Nov 14, 2022 | By
Before diving deep into the details of YOLO, Let’s look at some basic terminologies in computer vision.
Single Object
Multiple Object
Hope you got the basic terms right. Now let's start understanding YOLO.
YOLO stands for You Only Look Once, it is a state-of-the-art algorithm used for object detection tasks. YOLO stands out from its competitors like RCNN, and Faster RCNN because of its simple architecture (enabling high speed) and high accuracy.
Before looking at the working model of YOLO, we will first try to understand how object localization actually works.
Using a neural network for object localization task results output vector as below :
Without worrying much about the neural network architecture used, let’s try to understand what the output vector represents.
Here output vector size is 7 with the below indications.
Pc indicates whether any object of interest is there or not in the image
Bx to Bh indicates bounding box coordinates
C1 will be 1 if the object detected is a dog otherwise it will be 0
C2 will be 1 if the object detected is a person otherwise it will be 0
So for training, we should give images with bounding boxes as x_train and its corresponding output vector as y_train for the neural network.
As mentioned above, many images with their ground truth vectors will be fed into the neural net.
When we pass a new image to the trained neural net it will predict the class of the object and its position as below.

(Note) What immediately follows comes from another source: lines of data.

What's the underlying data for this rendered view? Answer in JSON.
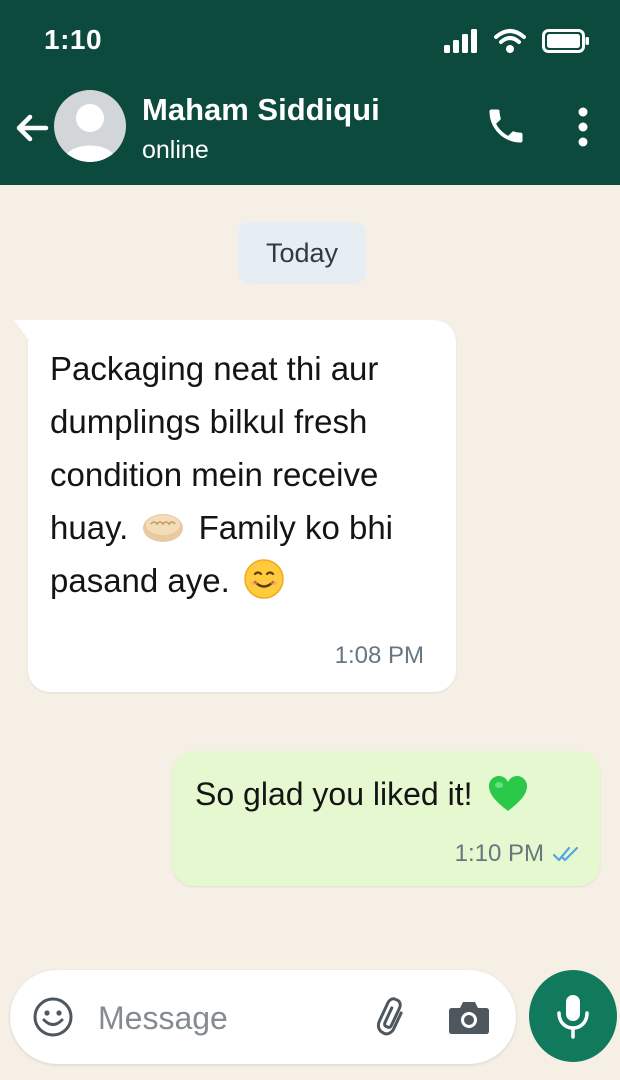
{
  "status_bar": {
    "time": "1:10"
  },
  "header": {
    "contact_name": "Maham Siddiqui",
    "contact_status": "online",
    "icons": [
      "back-arrow-icon",
      "avatar",
      "phone-icon",
      "more-vert-icon"
    ]
  },
  "date_chip": "Today",
  "messages": [
    {
      "direction": "incoming",
      "parts": [
        "Packaging neat thi aur dumplings bilkul fresh condition mein receive huay. ",
        " Family ko bhi pasand aye. "
      ],
      "emojis": [
        "dumpling-emoji",
        "smiling-face-emoji"
      ],
      "time": "1:08 PM"
    },
    {
      "direction": "outgoing",
      "text": "So glad you liked it!",
      "emoji": "green-heart-emoji",
      "time": "1:10 PM",
      "status": "read"
    }
  ],
  "composer": {
    "placeholder": "Message",
    "value": "",
    "icons": [
      "emoji-icon",
      "attach-icon",
      "camera-icon",
      "mic-icon"
    ]
  },
  "colors": {
    "header_bg": "#0b4a3c",
    "chat_bg": "#f6efe6",
    "outgoing_bubble": "#e6f8cf",
    "incoming_bubble": "#ffffff",
    "accent": "#117a5c",
    "read_ticks": "#53a6e6"
  }
}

As C1 in the output vector is 1, the object predicted is of class dog and its coordinates are predicted as [25,57,30,42]
This method looks perfectly fine. Wait !! What if an image contains multiple objects ??
Then how do we decide on output vector size? One possible way could be, let’s say our image has n objects then the output vector of size n * 7 will solve the problem.

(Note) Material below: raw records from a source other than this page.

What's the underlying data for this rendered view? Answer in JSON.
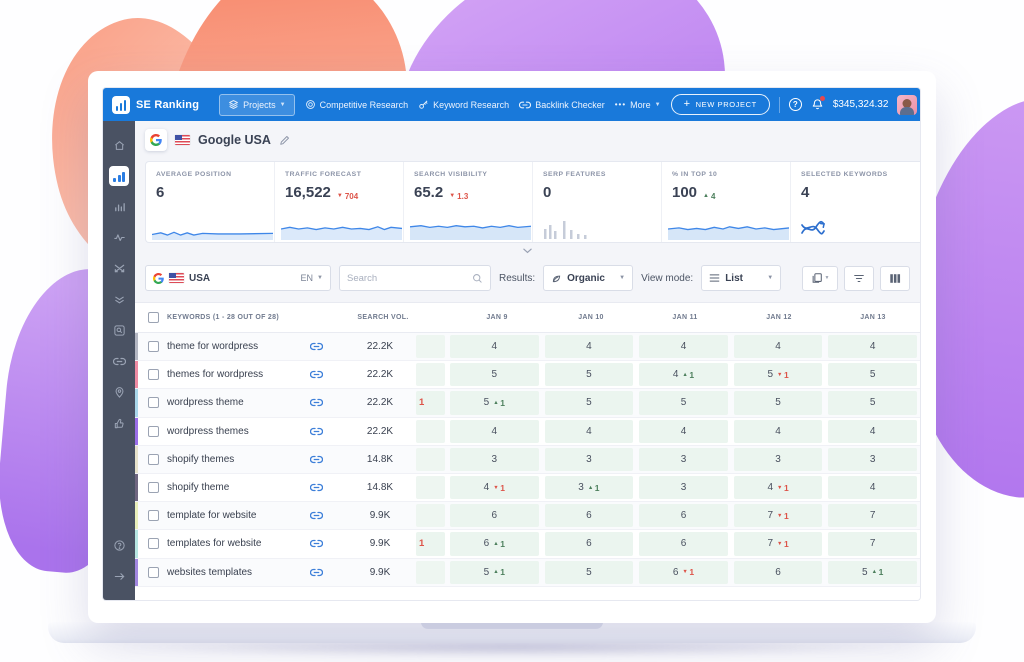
{
  "nav": {
    "brand": "SE Ranking",
    "items": [
      {
        "label": "Projects",
        "icon": "layers-icon"
      },
      {
        "label": "Competitive Research",
        "icon": "target-icon"
      },
      {
        "label": "Keyword Research",
        "icon": "key-icon"
      },
      {
        "label": "Backlink Checker",
        "icon": "link-icon"
      },
      {
        "label": "More",
        "icon": "dots-icon"
      }
    ],
    "new_project_label": "NEW PROJECT",
    "balance": "$345,324.32"
  },
  "sidebar": {
    "icons": [
      "home",
      "rankings",
      "analytics",
      "monitoring",
      "competitors",
      "flow",
      "audit",
      "backlinks",
      "locations",
      "social",
      "help",
      "collapse"
    ]
  },
  "project": {
    "title": "Google USA"
  },
  "stats": {
    "cells": [
      {
        "label": "AVERAGE POSITION",
        "value": "6"
      },
      {
        "label": "TRAFFIC FORECAST",
        "value": "16,522",
        "delta": "704",
        "dir": "down"
      },
      {
        "label": "SEARCH VISIBILITY",
        "value": "65.2",
        "delta": "1.3",
        "dir": "down"
      },
      {
        "label": "SERP FEATURES",
        "value": "0"
      },
      {
        "label": "% IN TOP 10",
        "value": "100",
        "delta": "4",
        "dir": "up"
      },
      {
        "label": "SELECTED KEYWORDS",
        "value": "4"
      }
    ]
  },
  "toolbar": {
    "country": "USA",
    "language": "EN",
    "search_placeholder": "Search",
    "results_label": "Results:",
    "results_value": "Organic",
    "viewmode_label": "View mode:",
    "viewmode_value": "List"
  },
  "table": {
    "header": {
      "keywords": "KEYWORDS (1 - 28 OUT OF 28)",
      "search_vol": "SEARCH VOL.",
      "dates": [
        "JAN 9",
        "JAN 10",
        "JAN 11",
        "JAN 12",
        "JAN 13"
      ]
    },
    "rows": [
      {
        "keyword": "theme for wordpress",
        "volume": "22.2K",
        "marker": "#b4b7c3",
        "trunc": "",
        "cells": [
          {
            "v": "4"
          },
          {
            "v": "4"
          },
          {
            "v": "4"
          },
          {
            "v": "4"
          },
          {
            "v": "4"
          }
        ]
      },
      {
        "keyword": "themes for wordpress",
        "volume": "22.2K",
        "marker": "#ee8ba3",
        "trunc": "",
        "cells": [
          {
            "v": "5"
          },
          {
            "v": "5"
          },
          {
            "v": "4",
            "d": "1",
            "dir": "up"
          },
          {
            "v": "5",
            "d": "1",
            "dir": "down"
          },
          {
            "v": "5"
          }
        ]
      },
      {
        "keyword": "wordpress theme",
        "volume": "22.2K",
        "marker": "#a9d7ea",
        "trunc": "1",
        "cells": [
          {
            "v": "5",
            "d": "1",
            "dir": "up"
          },
          {
            "v": "5"
          },
          {
            "v": "5"
          },
          {
            "v": "5"
          },
          {
            "v": "5"
          }
        ]
      },
      {
        "keyword": "wordpress themes",
        "volume": "22.2K",
        "marker": "#9b6ee8",
        "trunc": "",
        "cells": [
          {
            "v": "4"
          },
          {
            "v": "4"
          },
          {
            "v": "4"
          },
          {
            "v": "4"
          },
          {
            "v": "4"
          }
        ]
      },
      {
        "keyword": "shopify themes",
        "volume": "14.8K",
        "marker": "#e7e2cb",
        "trunc": "",
        "cells": [
          {
            "v": "3"
          },
          {
            "v": "3"
          },
          {
            "v": "3"
          },
          {
            "v": "3"
          },
          {
            "v": "3"
          }
        ]
      },
      {
        "keyword": "shopify theme",
        "volume": "14.8K",
        "marker": "#6f6680",
        "trunc": "",
        "cells": [
          {
            "v": "4",
            "d": "1",
            "dir": "down"
          },
          {
            "v": "3",
            "d": "1",
            "dir": "up"
          },
          {
            "v": "3"
          },
          {
            "v": "4",
            "d": "1",
            "dir": "down"
          },
          {
            "v": "4"
          }
        ]
      },
      {
        "keyword": "template for website",
        "volume": "9.9K",
        "marker": "#e9efbb",
        "trunc": "",
        "cells": [
          {
            "v": "6"
          },
          {
            "v": "6"
          },
          {
            "v": "6"
          },
          {
            "v": "7",
            "d": "1",
            "dir": "down"
          },
          {
            "v": "7"
          }
        ]
      },
      {
        "keyword": "templates for website",
        "volume": "9.9K",
        "marker": "#b7e6e2",
        "trunc": "1",
        "cells": [
          {
            "v": "6",
            "d": "1",
            "dir": "up"
          },
          {
            "v": "6"
          },
          {
            "v": "6"
          },
          {
            "v": "7",
            "d": "1",
            "dir": "down"
          },
          {
            "v": "7"
          }
        ]
      },
      {
        "keyword": "websites templates",
        "volume": "9.9K",
        "marker": "#a287e0",
        "trunc": "",
        "cells": [
          {
            "v": "5",
            "d": "1",
            "dir": "up"
          },
          {
            "v": "5"
          },
          {
            "v": "6",
            "d": "1",
            "dir": "down"
          },
          {
            "v": "6"
          },
          {
            "v": "5",
            "d": "1",
            "dir": "up"
          }
        ]
      }
    ]
  },
  "colors": {
    "accent": "#1979da",
    "up": "#4c7f5c",
    "down": "#dd5449",
    "cell_bg": "#ebf5ef"
  }
}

Here is the catch, we don’t know how many objects will be there in an image. As n is unknown we can’t use this technique for images with multiple objects.
Object detection models are the savior. Let’s see how they solve this problem. Let’s say we have an image with two objects (a dog and a person) as below.
Step 1: Divides the image into grids
Step 2: Mark the center of each object
Step 3: Generates the output vector for each grid formed.
Let's say we are using a 4 x 4 grid
Grids without any objects will be just marked with empty vectors as below.
How the output vector will be derived if a particular grid contains multiple objects?
Let’s consider this grid below. Here the model uses the object's center for tagging the grid into a particular class. As this grid contains a dog's center it will be treated as an object of dog class.
This is how YOLO generates output vectors of size 7 for each grid. So for our image with 4 x 4 grid , we will get 4 x 4 x 7 vectors. This will be fed into a neural net for training.
After training, when the neural net is given a new object it generates output with 16 x 7 vectors.
Which then be used for classification and bounding box regression.
As the name suggests it performs classification and bounding box regression at the same time unlike other architectures like RCNN.
1. Multiple bounding boxes
The model can draw multiple bounding boxes with a probability associated with each entity to make predictions accurate. Ideally, we need a single bounding box for each object in the image as shown on the right.
One could think of considering only the box with the highest probability score and removing others will solve this problem.
However, we can’t do this because let’s say we have two objects of class “Person” in an image with different probability scores. Removing the one with low confidence will not capture one of the person's objects.
So, to solve this problem we have something called the Non-Max suppression technique.
Non-Max Suppression :
As the name suggests, this technique is to suppress all the unnecessary bounding boxes and to keep only the best one.
It considers two things :
IOU is the most popular metric used to measure the extent of overlap between two boxes. It is simply calculated as Area of Overlap / Area of Union.
Non-Max suppression will first select the bounding box with a high probability score and then calculates IOU of the selected bounding box with the other ones. By keeping some threshold for IOU, it will remove all the boxes which got an IOU score of more than a threshold value.
This is how Non-Max suppression helps in removing redundant bounding boxes.
Before Non-Max Suppression | After Non-Max Suppression | ||
|
|
2. Single grid with multiple centers
What if a single grid contains more than one object’s center? something like below
In the above image, lower center grid contains the midpoints of both a person and a car. In this case, the algorithm generates two anchor boxes and forms the output vector as below.
Output vector size transformation : 4 x 4 x 7 → 4 x 4 x (2 x 7)
What if a single grid contains more than two midpoints of objects of interest?
What if two midpoints falling in a single grid have similar anchor box shapes?
In real-time, we usually use more grids to divide the image (Unlike in the examples above, we have seen 4 x 4 grids) so the chances of midpoints overlapping in the same grid are very less.
That’s pretty much about YOLO and it’s working. Hope you enjoyed learning it.